Mr Wilson met with council leader Coun Mein and the council’s chief executive in January and it is acknowledged that the county council has already provided “a significant amount of information regarding the changes” nevertheless the Secretary believes criticisms received still raise questions about service provisions.
To this end she has asked a series of detailed questions about the consultation and decision-making process, the consideration of alternatives including running libraries as mutual organisations, and the impact of the proposed changes on affected groups – including the elderly.
Mr Wilson said: “Library changes should be challenged in circumstances where significant doubts exist about the robustness of the future service. We regard libraries as very important to communities and are absolutely committed to helping them to prosper”.
Coun Mein said: “The minister has asked for further information before finally a decision for recommendation whether or not to have an inquiry.
“At this stage we will furnish him with all the information he has requested and still have confidence actually we’ve done the right thing.”
She said she believed the consultation process had been “pretty robust”.
She continued: “I’m rather surprised it has taken this long and I’m sure they know there are elections in three weeks’ time.”
The Gazette was unable to contact a spokesman for the Liberal Democrats.
Jo Turton, chief executive of Lancashire County Council, said: “We are confident that once the Secretary of State takes a look at the additional information we will be supplying, she will decide that a public inquiry is definitely not needed.”
•Comments should be sent to the Ministerial Support Team, Department for Culture, Media and Sport, 100 Parlimanet Street, London, SW1A 2BQ or by email to firstname.lastname@example.org by 5pm on June 9. Comments should be entitled “Lancashire Library Services- Minded to Representations”.
Which libraries are affected?
The plans affect seven libraries on the Fylde coast. They are:
Where are the others?
Across Lancashire, there are 34 libraries under threat from the council’s plans to cut costs.
As it stands, no borough is spared from the cuts, although are some are more badly affected than others. The closures are spread as follows:
Fylde – 4
Burnley – 4
Pendle – 4
Wyre – 3
Hyndburn – 3
Ribble Valley – 3
Rossendale – 3
What are people saying?
Coun Andrea Kay helped put together community bids for the libraries in Thornton and Cleveleys.
Those proposals, by Thornton Gala Committee and Blackpool-based community interest company UR Potential respectively, are yet to be decided by County Hall.
Coun Kay welcomed hope of an inquiry into Lancashire’s library decision.
She said: “We need an inquiry into what happened. I hope the Secretary of State goes through with it.
“What happened needs to be looked into. These libraries should still be open.
“No thought went into the impact on the communities. There needs to be an inquiry and those responsible need to be held to account.”

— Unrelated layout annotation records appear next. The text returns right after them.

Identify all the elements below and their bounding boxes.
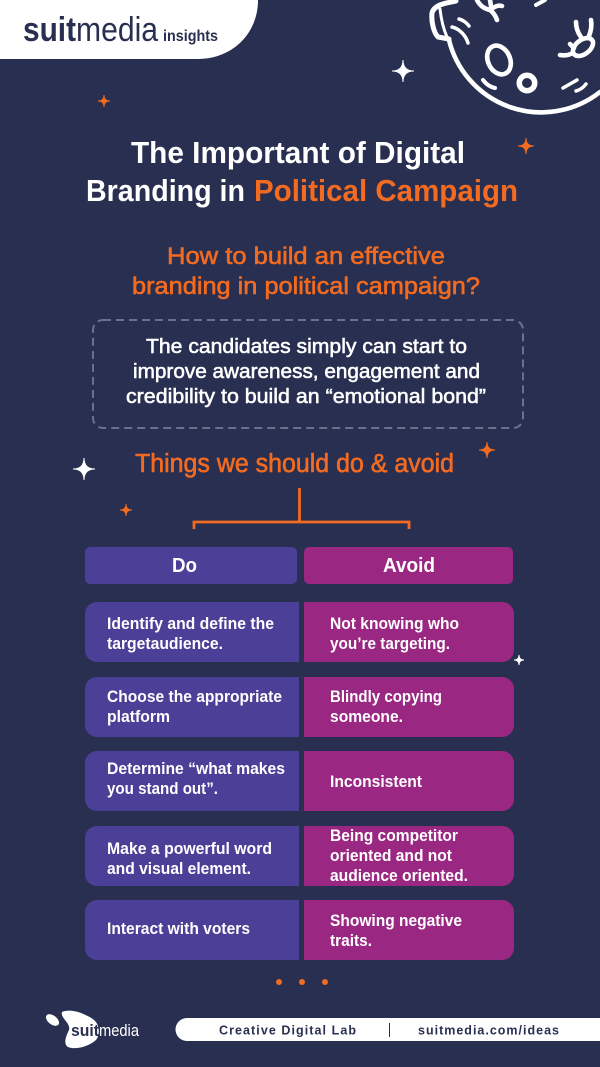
row 1: do: targetaudience. (107, 635, 223, 653)
row 5: avoid: Showing negative (330, 912, 462, 930)
row 1: avoid (304, 602, 514, 662)
column header: avoid: Avoid (383, 554, 435, 577)
row 2: avoid (304, 677, 514, 737)
title: Political Campaign (254, 173, 518, 208)
arrow: bracket connector (194, 488, 409, 529)
column header: avoid (304, 547, 513, 584)
subheading question (132, 243, 480, 300)
callout: emotional bond (93, 320, 523, 428)
row 4: avoid: audience oriented. (330, 867, 468, 885)
row 5: do: Interact with voters (107, 920, 250, 938)
callout: emotional bond: improve awareness, engagement and (133, 360, 480, 383)
row 1: avoid: you’re targeting. (330, 635, 450, 653)
callout: emotional bond: credibility to build an “emotional bond” (126, 385, 486, 408)
subheading question: branding in political campaign? (132, 273, 480, 300)
row 2: avoid: Blindly copying (330, 688, 442, 706)
row 3: avoid: Inconsistent (330, 773, 422, 791)
footer bar (176, 1018, 600, 1041)
heading: things to do and avoid: Things we should do & avoid (135, 450, 454, 478)
header logo tab (0, 0, 258, 59)
title: The Important of Digital (131, 135, 465, 170)
footer logo: media (99, 1022, 140, 1040)
row 1: do (85, 602, 299, 662)
row 5: do (85, 900, 299, 960)
row 2: do (85, 677, 299, 737)
row 2: do: platform (107, 708, 170, 726)
column header: do: Do (172, 554, 197, 577)
column header: do (85, 547, 297, 584)
header logo tab: media (76, 11, 158, 49)
header logo tab: suit (23, 11, 76, 49)
row 2: avoid: someone. (330, 708, 403, 726)
row 4: avoid: Being competitor (330, 827, 459, 845)
icon: moon illustration (432, 0, 600, 112)
title: Branding in (86, 173, 245, 208)
icon: sparkle stars (73, 60, 534, 665)
footer bar: suitmedia.com/ideas (418, 1024, 559, 1038)
row 1: do: Identify and define the (107, 615, 274, 633)
title (86, 135, 518, 208)
row 1: avoid: Not knowing who (330, 615, 459, 633)
pagination dots (276, 979, 328, 985)
row 5: avoid: traits. (330, 932, 372, 950)
row 3: avoid (304, 751, 514, 811)
row 4: do: Make a powerful word (107, 840, 272, 858)
header logo tab: insights (163, 28, 218, 45)
row 3: do: Determine “what makes (107, 760, 285, 778)
row 2: do: Choose the appropriate (107, 688, 282, 706)
footer logo (44, 1011, 140, 1048)
row 4: avoid: oriented and not (330, 847, 452, 865)
row 3: do (85, 751, 299, 811)
callout: emotional bond: The candidates simply can start to (146, 335, 467, 358)
footer bar: Creative Digital Lab (219, 1024, 356, 1038)
footer logo: suit (71, 1022, 99, 1040)
row 4: do: and visual element. (107, 860, 251, 878)
subheading question: How to build an effective (167, 243, 445, 270)
row 5: avoid (304, 900, 514, 960)
row 3: do: you stand out”. (107, 780, 218, 798)
row 4: do (85, 826, 299, 886)
row 4: avoid (304, 826, 514, 886)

Blackpool North and Cleveleys MP Paul Maynard said he was ‘pleased’ by the latest development.
He said: “I still believe a public inquiry is justified and I suspect Labour will struggle to answer the 19 specific questions raised by the minister or defend their strategy.
“This is a real triumph for people power. We now have three chances to save the libraries, a public inquiry, the Conservatives pledge to reopen if they gain control of Lancashire County Council, and the community bids led by Andrea Kay and Emma Ellison.”